Adapun pengajuan penggabungan gugatan perkara gugatan ganti kerugian tidak tergantung dari kewenangan pengadilan sebagaimana diatur dalam Pasal 99 ayat (1) dan ayat (2) KUHAP. Kemudian mengenai prosedur dalam pengajuan penggabungan perkara gugatan ganti kerugian akan diperiksa sesuai dengan hukum acara pidana dan hukum acara perdata. Hal yang perlu diperhatikan khususnya bagi korban yang mengajukan gugatan ganti kerugian harus mengikuti ketentuan yang telah ditetapkan. Ketentuan yang ditetapkan dalam mengajukan gugatan ganti kerugian yaitu selambat-lambatnya sebelum jaksa penuntut umum mengajukan tuntunan pidana dan dalam pemeriksaan acara cepat serta pemeriksaan perkara lalu lintas jalan. Apabila dalam pemeriksaan acara cepat serta pemeriksaan perkara lalu lintas jalan jaksa penuntut umum tidak hadir maka diajukan selambat-lambatnya sebelum hakim menjatuhkan putusan.

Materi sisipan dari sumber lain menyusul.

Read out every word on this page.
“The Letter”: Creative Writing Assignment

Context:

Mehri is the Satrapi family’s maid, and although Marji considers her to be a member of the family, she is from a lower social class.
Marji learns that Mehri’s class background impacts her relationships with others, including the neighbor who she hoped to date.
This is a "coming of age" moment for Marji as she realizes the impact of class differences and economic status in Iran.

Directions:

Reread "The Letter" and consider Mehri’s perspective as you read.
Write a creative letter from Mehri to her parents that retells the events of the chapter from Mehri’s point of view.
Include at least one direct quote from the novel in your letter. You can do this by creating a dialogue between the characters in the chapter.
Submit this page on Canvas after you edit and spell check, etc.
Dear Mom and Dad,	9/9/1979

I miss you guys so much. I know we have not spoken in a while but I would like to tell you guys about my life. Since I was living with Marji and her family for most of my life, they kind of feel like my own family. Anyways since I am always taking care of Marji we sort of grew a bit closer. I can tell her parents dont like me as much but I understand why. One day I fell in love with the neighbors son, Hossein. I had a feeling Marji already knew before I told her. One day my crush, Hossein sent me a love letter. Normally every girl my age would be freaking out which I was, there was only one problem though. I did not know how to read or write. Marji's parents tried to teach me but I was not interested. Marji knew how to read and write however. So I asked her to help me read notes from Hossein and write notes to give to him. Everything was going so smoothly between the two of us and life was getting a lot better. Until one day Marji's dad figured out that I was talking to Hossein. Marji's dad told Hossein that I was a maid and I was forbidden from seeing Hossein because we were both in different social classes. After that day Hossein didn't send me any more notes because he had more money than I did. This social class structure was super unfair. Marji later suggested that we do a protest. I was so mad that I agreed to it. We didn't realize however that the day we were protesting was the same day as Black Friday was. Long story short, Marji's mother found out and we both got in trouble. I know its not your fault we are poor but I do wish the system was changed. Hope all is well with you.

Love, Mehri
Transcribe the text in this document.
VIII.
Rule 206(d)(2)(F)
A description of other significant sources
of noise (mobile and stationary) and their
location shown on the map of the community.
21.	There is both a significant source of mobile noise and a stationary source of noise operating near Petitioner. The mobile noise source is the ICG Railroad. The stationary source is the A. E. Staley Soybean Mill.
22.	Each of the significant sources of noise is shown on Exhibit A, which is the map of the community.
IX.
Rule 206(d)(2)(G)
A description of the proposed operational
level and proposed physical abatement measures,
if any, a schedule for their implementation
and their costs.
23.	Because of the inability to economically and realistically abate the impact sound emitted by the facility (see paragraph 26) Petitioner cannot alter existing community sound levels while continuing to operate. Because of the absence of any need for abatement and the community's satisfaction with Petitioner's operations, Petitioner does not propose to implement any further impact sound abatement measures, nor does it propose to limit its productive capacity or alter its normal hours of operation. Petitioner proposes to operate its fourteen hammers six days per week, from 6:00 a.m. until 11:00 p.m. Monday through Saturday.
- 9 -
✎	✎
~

Dalam penggabungan perkara gugatan ganti kerugian juga terdapat suatu putusan yang bersifat accesoir sebagaimana diatur dalam Pasal 99 ayat (3) KUHAP. Sifat accesoir merupakan putusan ganti kerugian yang dengan sendirinya akan memperoleh kekuatan hukum tetap apabila putusan pidananya juga memperoleh kekuatan hukum tetap. Putusan dalam penggabungan perkara gugatan ganti kerugian yang telah dijelaskan pada bagian sebelumnya dibagi menjadi putusan bebas, putusan lepas, dan putusan pemidanaan (Pasal 191 ayat (1) dan ayat (2) KUHAP.
Dengan demikian, penggabungan perkara gugatan ganti kerugian sebagai suatu cara untuk memberikan perlindungan kepada korban dengan memberikan sanksi pidana penjara dan memberikan ganti kerugian yang disebabkan oleh pelaku. Hal lain berkenaan dengan adanya penggabungan perkara gugatan ganti kerugian membantu menyelesaikan perkara semakin efektif dan efesien. Penyelesaian perkara sebagaimana dimaksud juga sejalan dengan asas dalam hukum acara pidana yaitu asas cepat, asas sederhana, asas biaya ringan, dan asas lain sebagainya.